Our Research

Evolution of the immune system is a key for efficient defense of the host against pathogens. At the same time unwanted immune response against self, needs to be tightly regulated to avoid catastrophic autoimmunity. While self-reactive thymocytes could be eliminated through a cell intrinsic mechanism termed “central tolerance”, an additional mechanism of immune regulation by the so called regulatory T cells (Treg cells) has become a major focus of immune research in recent years. Treg cells are a specific subtype of CD4+ lymphocytes absolutely critical for suppressing autoimmunity and uncontrolled immune response against pathogens. Furthermore, in tumor Treg cells are capable of dampening anti-tumor immunity, making them an attractive therapeutic target. The X-chromosome encoded transcription factor Foxp3, a hallmark of Treg cells, is responsible for establishing a unique transcriptional program that functionally and phenotypically distinguishes them from all other T cell lineages. Our research is focused on dissecting the molecular determinants accounted for Foxp3-mediated gene expression program, with a long-term goal of employing this knowledge to develop novel means to manipulate Treg cells for potential therapeutic interventions.
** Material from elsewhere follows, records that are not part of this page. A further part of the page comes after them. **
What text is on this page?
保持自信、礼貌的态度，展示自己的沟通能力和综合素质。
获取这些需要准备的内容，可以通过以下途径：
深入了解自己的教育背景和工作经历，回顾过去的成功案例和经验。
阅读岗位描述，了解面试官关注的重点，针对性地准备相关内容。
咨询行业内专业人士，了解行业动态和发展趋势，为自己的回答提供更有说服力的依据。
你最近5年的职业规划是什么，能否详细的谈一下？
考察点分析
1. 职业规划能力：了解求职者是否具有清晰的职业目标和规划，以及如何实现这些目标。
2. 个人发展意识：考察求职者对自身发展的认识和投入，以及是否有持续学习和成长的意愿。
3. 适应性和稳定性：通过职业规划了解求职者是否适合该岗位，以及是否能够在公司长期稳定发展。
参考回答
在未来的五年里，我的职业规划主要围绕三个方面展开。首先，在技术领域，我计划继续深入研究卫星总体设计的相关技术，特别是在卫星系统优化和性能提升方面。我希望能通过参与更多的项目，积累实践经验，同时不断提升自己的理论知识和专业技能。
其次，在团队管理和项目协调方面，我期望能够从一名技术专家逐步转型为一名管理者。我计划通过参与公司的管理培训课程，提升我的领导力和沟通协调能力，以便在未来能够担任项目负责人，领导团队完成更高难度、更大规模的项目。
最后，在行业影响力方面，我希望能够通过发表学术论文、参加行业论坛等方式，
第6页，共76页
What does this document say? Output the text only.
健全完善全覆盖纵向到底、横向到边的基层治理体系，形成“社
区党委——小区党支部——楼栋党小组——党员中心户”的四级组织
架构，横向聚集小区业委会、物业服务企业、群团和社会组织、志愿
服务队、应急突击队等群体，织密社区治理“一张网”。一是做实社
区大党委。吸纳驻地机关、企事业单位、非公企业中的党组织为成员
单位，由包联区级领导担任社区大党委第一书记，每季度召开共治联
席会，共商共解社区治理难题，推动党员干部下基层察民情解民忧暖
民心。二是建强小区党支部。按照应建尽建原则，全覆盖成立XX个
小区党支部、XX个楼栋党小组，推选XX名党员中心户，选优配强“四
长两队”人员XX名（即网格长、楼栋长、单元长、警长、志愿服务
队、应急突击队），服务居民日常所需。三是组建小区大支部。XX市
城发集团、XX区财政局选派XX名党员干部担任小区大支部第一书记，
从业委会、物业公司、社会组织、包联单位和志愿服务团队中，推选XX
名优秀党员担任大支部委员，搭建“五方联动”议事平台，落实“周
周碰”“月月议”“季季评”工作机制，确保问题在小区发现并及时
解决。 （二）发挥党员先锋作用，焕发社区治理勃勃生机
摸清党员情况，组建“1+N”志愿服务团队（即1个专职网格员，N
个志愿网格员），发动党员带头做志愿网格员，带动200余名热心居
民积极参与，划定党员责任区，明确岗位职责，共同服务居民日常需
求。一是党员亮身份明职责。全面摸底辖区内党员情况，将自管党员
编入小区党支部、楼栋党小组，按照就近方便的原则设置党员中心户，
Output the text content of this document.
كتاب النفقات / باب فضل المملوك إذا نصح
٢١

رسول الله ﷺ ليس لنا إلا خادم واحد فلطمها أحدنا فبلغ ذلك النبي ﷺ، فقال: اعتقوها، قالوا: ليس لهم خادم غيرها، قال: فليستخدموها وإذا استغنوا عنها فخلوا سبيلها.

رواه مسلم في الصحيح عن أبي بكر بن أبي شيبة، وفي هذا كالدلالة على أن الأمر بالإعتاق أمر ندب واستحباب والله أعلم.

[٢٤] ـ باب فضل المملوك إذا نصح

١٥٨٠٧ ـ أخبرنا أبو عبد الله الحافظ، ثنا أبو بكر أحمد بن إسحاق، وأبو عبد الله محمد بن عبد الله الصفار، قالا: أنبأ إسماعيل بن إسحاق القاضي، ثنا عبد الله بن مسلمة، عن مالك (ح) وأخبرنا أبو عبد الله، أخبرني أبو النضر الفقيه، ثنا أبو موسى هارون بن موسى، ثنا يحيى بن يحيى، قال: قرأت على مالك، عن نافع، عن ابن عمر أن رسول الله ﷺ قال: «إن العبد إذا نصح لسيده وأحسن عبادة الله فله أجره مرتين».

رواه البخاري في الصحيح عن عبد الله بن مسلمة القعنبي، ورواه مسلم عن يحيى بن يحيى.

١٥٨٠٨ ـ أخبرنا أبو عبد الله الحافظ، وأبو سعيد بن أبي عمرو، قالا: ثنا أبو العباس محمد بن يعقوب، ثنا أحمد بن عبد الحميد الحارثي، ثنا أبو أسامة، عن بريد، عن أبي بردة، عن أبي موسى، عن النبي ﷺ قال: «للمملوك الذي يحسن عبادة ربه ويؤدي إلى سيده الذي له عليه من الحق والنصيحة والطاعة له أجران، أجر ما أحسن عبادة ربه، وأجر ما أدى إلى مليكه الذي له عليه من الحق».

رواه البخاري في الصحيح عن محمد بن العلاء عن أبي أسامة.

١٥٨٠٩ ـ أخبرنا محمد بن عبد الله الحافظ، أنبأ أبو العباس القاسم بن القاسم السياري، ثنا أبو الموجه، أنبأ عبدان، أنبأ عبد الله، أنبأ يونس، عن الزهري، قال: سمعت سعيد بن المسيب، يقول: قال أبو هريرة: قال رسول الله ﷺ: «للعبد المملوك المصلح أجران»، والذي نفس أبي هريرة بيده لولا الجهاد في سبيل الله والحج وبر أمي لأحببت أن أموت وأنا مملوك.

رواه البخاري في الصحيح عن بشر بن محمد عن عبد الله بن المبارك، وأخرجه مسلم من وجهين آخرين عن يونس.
Regulatory T (Treg) cells comprise an indispensible population of our immune system, and due to their well-established immune-regulatory functions, hold enormous therapeutic promise for autoimmunity and cancer immunotherapy. Moreover, the existence of a lineage specific transcription factor Foxp3, makes them an attractive model for studying basic aspects of cellular differentiation and function.